Extracting PSF Images

Generic Code to Reconstruct the PSF

The Point-Spread Function (PSF) reconstruction can be performed without any specialized tools.

To read the PSF info from a psField file for the r band, using IDL, read extension 3:

IDL> pstruct = mrdfits(psfield_file, 3)

(recall u,g,r,i,z == 0,1,2,3,4 so just add one to the index).

The resulting structure can then be used to reconstruct the image. The following IDL code, taken from the SDSSIDL routine "sdss_psfrec.pro", demonstrates the algorithm to reconstruct the PSF at location (row,col) in the field.

nrow_b=(pstruct.nrow_b)[0]
ncol_b=(pstruct.ncol_b)[0]
;assumes they are the same for each eigen so only use the 0 one
rnrow=(pstruct.rnrow)[0]
rncol=(pstruct.rncol)[0]
nb=nrow_b*ncol_b
coeffs=fltarr(nb)
ecoeff=fltarr(3)
cmat=pstruct.c
rcs=0.001
FOR i=0L, nb-1L DO coeffs[i]=(row*rcs)^(i mod nrow_b) * (col*rcs)^(i/nrow_b)
FOR j=0,2 DO BEGIN
    FOR i=0L, nb-1L DO BEGIN
        ecoeff[j]=ecoeff[j]+cmat(i/nrow_b,i mod nrow_b,j)*coeffs[i]
    ENDFOR
ENDFOR
psf = (pstruct.rrows)[*,0]*ecoeff[0]+$
      (pstruct.rrows)[*,1]*ecoeff[1]+$
      (pstruct.rrows)[*,2]*ecoeff[2]

The above code can be easily rewritten in other programming languages. For example, the following function allows to reconstruct the PSF in Python.
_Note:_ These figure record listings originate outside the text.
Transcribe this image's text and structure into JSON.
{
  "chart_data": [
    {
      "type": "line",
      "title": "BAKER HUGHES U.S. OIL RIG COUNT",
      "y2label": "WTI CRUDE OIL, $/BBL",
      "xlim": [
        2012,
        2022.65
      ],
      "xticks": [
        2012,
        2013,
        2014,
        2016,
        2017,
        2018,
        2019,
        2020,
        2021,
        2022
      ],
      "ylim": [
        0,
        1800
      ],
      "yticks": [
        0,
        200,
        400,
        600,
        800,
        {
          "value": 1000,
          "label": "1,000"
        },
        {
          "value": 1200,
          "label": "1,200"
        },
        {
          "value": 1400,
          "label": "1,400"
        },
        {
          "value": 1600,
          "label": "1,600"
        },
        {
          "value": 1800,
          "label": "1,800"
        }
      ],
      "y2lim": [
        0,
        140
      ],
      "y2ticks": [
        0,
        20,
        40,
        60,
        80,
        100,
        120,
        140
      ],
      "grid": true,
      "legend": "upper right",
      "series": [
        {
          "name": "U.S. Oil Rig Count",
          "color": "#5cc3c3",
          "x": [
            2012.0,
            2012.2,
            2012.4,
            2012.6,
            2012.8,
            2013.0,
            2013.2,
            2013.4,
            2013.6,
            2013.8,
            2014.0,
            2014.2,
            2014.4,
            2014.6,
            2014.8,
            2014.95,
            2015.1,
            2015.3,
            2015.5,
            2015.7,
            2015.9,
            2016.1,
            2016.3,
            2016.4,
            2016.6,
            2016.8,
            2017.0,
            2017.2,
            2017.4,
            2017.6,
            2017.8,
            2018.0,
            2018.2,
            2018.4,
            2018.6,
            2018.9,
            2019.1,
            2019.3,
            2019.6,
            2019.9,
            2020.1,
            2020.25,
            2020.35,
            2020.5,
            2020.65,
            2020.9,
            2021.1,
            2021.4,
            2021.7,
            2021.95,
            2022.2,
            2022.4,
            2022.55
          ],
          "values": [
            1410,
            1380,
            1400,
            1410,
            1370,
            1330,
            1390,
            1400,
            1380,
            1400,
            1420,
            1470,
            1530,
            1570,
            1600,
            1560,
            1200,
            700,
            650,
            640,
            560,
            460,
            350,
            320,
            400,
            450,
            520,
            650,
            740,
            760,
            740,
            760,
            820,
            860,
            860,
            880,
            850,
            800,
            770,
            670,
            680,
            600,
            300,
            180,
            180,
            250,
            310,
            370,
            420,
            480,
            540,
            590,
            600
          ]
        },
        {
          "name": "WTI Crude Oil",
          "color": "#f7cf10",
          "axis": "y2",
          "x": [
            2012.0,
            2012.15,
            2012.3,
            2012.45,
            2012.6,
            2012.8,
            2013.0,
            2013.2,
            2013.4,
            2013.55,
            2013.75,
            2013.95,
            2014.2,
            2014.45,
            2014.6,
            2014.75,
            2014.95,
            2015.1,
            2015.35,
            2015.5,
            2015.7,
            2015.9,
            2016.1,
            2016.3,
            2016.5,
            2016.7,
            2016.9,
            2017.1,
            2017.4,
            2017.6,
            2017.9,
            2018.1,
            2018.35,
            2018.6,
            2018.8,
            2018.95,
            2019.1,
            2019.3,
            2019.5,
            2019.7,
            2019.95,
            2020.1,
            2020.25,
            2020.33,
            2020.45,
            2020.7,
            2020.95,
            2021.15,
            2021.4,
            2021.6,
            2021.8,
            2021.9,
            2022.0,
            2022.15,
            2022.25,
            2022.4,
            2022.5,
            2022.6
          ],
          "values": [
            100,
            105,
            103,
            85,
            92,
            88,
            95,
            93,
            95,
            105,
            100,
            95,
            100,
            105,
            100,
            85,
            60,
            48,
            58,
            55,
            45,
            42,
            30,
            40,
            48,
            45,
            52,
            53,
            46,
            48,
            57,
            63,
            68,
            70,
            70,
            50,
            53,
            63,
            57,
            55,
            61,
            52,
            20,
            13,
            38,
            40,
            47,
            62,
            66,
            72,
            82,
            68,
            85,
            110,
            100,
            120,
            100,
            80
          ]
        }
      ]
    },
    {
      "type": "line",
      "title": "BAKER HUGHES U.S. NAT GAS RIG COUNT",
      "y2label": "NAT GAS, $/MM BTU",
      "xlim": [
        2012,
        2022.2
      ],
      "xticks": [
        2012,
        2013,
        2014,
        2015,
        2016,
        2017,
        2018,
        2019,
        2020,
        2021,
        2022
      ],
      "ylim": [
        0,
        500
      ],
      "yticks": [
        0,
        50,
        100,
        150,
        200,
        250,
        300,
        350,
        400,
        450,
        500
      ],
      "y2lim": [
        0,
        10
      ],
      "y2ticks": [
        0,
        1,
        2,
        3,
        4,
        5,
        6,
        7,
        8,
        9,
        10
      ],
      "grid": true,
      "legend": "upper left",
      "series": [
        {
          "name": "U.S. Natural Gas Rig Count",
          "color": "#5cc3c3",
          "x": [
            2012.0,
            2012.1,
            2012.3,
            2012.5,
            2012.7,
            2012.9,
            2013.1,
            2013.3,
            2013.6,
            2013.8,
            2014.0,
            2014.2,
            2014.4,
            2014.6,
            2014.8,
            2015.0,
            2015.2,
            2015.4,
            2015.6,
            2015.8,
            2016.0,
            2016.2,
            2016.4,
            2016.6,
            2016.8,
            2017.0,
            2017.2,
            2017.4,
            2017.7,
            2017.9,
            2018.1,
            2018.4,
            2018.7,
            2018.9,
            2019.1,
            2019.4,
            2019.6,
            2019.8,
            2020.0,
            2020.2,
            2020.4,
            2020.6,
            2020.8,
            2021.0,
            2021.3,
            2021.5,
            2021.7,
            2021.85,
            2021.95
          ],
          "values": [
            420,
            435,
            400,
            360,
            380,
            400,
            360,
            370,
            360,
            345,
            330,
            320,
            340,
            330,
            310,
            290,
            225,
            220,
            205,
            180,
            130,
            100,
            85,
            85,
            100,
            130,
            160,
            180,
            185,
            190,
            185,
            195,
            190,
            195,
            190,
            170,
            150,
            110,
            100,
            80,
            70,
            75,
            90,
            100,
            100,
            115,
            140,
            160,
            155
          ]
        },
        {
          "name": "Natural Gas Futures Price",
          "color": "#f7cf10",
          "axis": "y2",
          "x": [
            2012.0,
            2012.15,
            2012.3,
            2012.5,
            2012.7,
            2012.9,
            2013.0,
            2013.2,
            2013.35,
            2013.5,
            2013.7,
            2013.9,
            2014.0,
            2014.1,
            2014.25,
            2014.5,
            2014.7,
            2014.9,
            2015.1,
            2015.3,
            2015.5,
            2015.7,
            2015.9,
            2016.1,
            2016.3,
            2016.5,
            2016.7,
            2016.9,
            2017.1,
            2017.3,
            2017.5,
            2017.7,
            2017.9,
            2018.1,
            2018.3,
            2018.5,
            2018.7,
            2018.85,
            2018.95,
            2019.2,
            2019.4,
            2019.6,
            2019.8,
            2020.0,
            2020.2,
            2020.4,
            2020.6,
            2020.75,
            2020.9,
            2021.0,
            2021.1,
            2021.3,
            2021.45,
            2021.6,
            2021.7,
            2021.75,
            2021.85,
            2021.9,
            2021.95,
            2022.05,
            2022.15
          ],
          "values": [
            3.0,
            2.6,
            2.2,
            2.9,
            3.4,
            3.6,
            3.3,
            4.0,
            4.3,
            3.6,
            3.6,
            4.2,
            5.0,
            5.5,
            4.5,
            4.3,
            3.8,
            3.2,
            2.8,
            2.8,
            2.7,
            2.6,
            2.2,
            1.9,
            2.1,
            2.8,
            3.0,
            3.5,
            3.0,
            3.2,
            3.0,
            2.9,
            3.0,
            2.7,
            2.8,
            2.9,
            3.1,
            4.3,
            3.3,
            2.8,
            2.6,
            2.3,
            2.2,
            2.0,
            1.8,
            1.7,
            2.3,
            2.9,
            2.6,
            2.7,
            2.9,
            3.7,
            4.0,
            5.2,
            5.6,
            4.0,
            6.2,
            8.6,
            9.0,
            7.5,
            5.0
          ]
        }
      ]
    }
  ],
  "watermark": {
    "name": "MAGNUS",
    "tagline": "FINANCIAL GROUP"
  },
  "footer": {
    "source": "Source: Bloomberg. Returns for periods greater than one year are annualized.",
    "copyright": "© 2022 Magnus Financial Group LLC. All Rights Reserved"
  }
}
from astropy.io import fits
import numpy as np

def reconstructPSF(psFieldFilename, filter, row, col):

    filterIdx = 'ugriz'.index(filter) + 1
    psField = fits.open(psFieldFilename)
    pStruct = psField[filterIdx].data

    nrow_b = pStruct['nrow_b'][0]
    ncol_b = pStruct['ncol_b'][0]

    rnrow = pStruct['rnrow'][0]
    rncol = pStruct['rncol'][0]

    nb = nrow_b * ncol_b
    coeffs = np.zeros(nb.size, float)
    ecoeff = np.zeros(3, float)
    cmat = pStruct['c']

    rcs = 0.001
    for ii in range(0, nb.size):
        coeffs[ii] = (row * rcs)**(ii % nrow_b) * (col * rcs)**(ii / nrow_b)

    for jj in range(0, 3):
        for ii in range(0, nb.size):
            ecoeff[jj] = ecoeff[jj] + cmat[int(ii / nrow_b), ii % nrow_b, jj] * coeffs[ii]

    psf = pStruct['rrows'][0] * ecoeff[0] + \
        pStruct['rrows'][1] * ecoeff[1] + \
        pStruct['rrows'][2] * ecoeff[2]

    psf = np.reshape(psf, (rnrow, rncol))
    # psf = psf[10:40, 10:40]  # Trim non-zero regions.

    return psf

Stand Alone Code

We have also created a standalone code that serves to both read them and as a template library for inclusion in other codes. The code is available as: readAtlasImages-v5_4_11.tar.gz.

Compiling

  1. make clean
  2. make

If you are on a big-endian machine, remove -DSDSS_LITTLE_ENDIAN from CFLAGS in the Makefile.

Using

% read_PSF -h
Usage: read_PSF [options] input-file hdu output-file
Your options are:
       -?      This message
       -h      This message
       -i      Print an ID string and exit
       -v      Turn up verbosity (repeat flag for more chatter)

To reconstruct the z PSF (i.e., the 5th HDU) at the position (row, col) = (500, 600) from run 1336, column 2, field 51 you'd say:

%  read_PSF psField-001336-2-0051.fit 5 500.0 600.0 foo.fit

The desired PSF would appear as an unsigned short FITS file in foo.fit; the background level is set to the standard 'soft bias' of 1000. If you want a floating image, change a line in the read_PSF.c; look for

        /* create a float region */

Developer Comments

The standalone programs read_atlas_image (reads fpAtlas files) and read_mask (reads fpM files) are similar. All three are built by the same 'make' command.

I don't expect that many users will actually want to use the read_PSF executable (although it is perfectly functional). The main use of the product will probably be to link into custom built executables that need to process atlas image data. I believe that the code should be easily reused for this purpose.